11. Vu ce qui précède, le recours doit être partiellement admis dans la mesure où il est recevable. La décision de la municipalité du 20 octobre 2011 doit être annulée en tant qu'elle délivre le permis de construire pour le réduit du bâtiment ECA 1681 sur la parcelle 296. Elle doit être confirmée pour le surplus. Succombant pour l'essentiel, les recourants devront assumer la majeure partie des frais judiciaires, le solde étant mis à la charge des constructeurs. La municipalité a droit à des dépens, à charge des recourants et des constructeurs, dans la même proportion. Les dépens dus réciproquement entre recourants et constructeurs sont partiellement compensés.
Par ces motifs
la Cour de droit administratif et public
du Tribunal cantonal
arrête:
I. Le recours est partiellement admis dans la mesure où il est recevable.
II. La décision de la Municipalité de Prilly du 20 octobre 2011 est annulée en tant qu'elle délivre le permis de construire pour le réduit du bâtiment ECA 1681 sur la parcelle 296. Elle est confirmée pour le surplus.
III. Un émolument judiciaire de 2'000 (deux mille) francs est mis à la charge des recourants, solidairement entre eux.
IV. Un émolument judiciaire de 500 (cinq cents) francs est mis à la charge des constructeurs, solidairement entre eux.
V. Les recourants, solidairement entre eux, sont débiteurs de la Commune de Prilly d'un montant de 2'400 (deux mille quatre cents) francs à titre d'indemnité de dépens.
VI. Les constructeurs, solidairement entre eux, sont débiteurs de la Commune de Prilly d'un montant de 600 (six cents) francs, à titre d'indemnité de dépens.
VII. Les recourants, solidairement entre eux, sont débiteurs des constructeurs, solidairement entre eux, d'un montant de 1'800 (mille huit cents) francs à titre d'indemnité de dépens.
Lausanne, le 27 mars 2013
La présidente: La greffière:
Le présent arrêt est communiqué aux destinataires de l'avis d'envoi ci-joint.
Il peut faire l'objet, dans les trente jours suivant sa notification, d'un recours au Tribunal fédéral.
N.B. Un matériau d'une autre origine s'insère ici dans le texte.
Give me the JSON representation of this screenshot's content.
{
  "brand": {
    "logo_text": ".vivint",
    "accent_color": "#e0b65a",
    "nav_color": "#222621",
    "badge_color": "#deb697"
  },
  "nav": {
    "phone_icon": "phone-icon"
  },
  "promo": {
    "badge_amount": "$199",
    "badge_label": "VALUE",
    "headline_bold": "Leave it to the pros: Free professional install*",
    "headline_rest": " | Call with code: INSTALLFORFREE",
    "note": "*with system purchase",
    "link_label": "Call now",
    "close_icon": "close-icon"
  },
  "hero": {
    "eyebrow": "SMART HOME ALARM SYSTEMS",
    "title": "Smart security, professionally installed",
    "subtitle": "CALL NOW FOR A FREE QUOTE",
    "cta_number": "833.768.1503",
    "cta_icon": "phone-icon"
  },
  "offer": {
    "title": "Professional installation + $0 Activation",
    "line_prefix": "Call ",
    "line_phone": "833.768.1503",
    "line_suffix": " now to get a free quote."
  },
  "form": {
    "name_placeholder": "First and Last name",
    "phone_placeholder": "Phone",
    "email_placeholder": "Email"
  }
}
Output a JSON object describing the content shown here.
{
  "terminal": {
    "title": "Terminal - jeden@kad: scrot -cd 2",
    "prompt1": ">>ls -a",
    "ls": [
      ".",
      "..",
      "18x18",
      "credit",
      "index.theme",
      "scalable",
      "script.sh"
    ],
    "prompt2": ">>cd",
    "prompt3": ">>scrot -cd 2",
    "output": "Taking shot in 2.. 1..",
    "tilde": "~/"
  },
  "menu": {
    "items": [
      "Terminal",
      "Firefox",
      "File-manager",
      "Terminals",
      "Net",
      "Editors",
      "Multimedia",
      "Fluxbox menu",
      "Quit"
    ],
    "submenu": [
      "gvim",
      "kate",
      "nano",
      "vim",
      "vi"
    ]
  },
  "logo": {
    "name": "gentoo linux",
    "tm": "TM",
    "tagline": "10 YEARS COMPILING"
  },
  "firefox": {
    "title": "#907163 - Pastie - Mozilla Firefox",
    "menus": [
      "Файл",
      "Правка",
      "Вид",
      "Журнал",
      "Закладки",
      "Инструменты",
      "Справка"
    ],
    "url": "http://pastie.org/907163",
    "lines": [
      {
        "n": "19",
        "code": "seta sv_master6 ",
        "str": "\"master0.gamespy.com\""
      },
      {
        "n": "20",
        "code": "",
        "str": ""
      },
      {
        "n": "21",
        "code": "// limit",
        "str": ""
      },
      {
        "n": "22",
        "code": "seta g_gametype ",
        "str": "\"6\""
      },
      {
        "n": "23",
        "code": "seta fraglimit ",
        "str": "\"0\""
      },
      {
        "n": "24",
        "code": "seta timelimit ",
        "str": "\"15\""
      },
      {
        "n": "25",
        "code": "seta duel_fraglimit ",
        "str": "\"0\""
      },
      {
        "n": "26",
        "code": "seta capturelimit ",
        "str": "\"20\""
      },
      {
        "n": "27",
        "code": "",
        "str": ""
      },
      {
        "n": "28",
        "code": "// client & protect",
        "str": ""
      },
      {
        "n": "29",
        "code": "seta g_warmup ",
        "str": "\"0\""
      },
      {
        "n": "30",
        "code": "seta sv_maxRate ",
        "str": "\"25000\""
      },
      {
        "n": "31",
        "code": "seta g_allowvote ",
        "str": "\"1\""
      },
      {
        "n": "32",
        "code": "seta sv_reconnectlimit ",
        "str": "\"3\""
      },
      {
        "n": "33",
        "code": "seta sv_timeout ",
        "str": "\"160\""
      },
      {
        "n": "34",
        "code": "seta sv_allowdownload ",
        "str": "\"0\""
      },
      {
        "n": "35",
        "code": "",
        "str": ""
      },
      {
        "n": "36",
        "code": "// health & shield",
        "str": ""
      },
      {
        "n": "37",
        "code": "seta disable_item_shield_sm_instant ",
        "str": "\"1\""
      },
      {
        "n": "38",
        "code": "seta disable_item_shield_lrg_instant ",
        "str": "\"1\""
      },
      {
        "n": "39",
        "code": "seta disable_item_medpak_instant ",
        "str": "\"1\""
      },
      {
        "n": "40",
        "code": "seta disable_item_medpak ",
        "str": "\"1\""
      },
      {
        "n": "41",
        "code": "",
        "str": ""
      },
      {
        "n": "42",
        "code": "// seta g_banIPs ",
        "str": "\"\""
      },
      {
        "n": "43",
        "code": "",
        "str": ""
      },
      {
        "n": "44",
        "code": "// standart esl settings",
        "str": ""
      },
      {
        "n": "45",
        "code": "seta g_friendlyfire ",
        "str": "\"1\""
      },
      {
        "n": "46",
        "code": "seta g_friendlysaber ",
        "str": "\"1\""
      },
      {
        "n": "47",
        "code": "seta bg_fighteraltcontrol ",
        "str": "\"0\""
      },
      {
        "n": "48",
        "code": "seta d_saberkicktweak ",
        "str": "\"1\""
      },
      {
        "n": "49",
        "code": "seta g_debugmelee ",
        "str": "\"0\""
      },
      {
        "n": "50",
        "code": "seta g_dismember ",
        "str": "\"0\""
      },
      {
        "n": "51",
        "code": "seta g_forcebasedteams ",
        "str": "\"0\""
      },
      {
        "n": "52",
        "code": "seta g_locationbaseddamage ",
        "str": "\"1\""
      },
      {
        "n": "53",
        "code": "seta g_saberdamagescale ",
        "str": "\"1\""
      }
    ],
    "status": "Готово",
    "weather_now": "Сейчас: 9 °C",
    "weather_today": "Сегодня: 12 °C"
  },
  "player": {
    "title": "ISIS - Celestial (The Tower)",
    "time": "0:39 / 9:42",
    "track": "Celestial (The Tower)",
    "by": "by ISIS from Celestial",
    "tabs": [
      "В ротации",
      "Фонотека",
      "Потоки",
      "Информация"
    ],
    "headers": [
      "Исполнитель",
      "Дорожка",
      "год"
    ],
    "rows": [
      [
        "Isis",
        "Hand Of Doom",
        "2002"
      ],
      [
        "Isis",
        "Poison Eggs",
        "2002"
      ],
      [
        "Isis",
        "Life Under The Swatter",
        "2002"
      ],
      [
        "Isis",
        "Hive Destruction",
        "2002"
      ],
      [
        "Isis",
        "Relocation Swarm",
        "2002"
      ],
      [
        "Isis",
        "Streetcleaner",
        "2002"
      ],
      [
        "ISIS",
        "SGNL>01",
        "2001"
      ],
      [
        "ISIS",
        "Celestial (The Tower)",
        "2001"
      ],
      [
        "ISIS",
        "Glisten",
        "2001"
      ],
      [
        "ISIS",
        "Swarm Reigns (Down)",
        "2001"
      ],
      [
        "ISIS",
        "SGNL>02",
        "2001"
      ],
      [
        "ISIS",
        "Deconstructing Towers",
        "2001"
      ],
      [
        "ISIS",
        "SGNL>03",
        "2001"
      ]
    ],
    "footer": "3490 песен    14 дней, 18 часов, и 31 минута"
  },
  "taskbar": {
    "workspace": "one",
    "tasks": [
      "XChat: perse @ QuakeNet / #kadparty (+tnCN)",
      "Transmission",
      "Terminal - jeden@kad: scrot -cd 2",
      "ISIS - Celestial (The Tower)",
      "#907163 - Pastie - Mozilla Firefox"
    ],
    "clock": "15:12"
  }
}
Le recours en matière de droit public s'exerce aux conditions des articles 82 ss de la loi du 17 juin 2005 sur le Tribunal fédéral (LTF - RS 173.110), le recours constitutionnel subsidiaire à celles des articles 113 ss LTF. Le mémoire de recours doit être rédigé dans une langue officielle, indiquer les conclusions, les motifs et les moyens de preuve, et être signé. Les motifs doivent exposer succinctement en quoi l’acte attaqué viole le droit. Les pièces invoquées comme moyens de preuve doivent être jointes au mémoire, pour autant qu’elles soient en mains de la partie; il en va de même de la décision attaquée.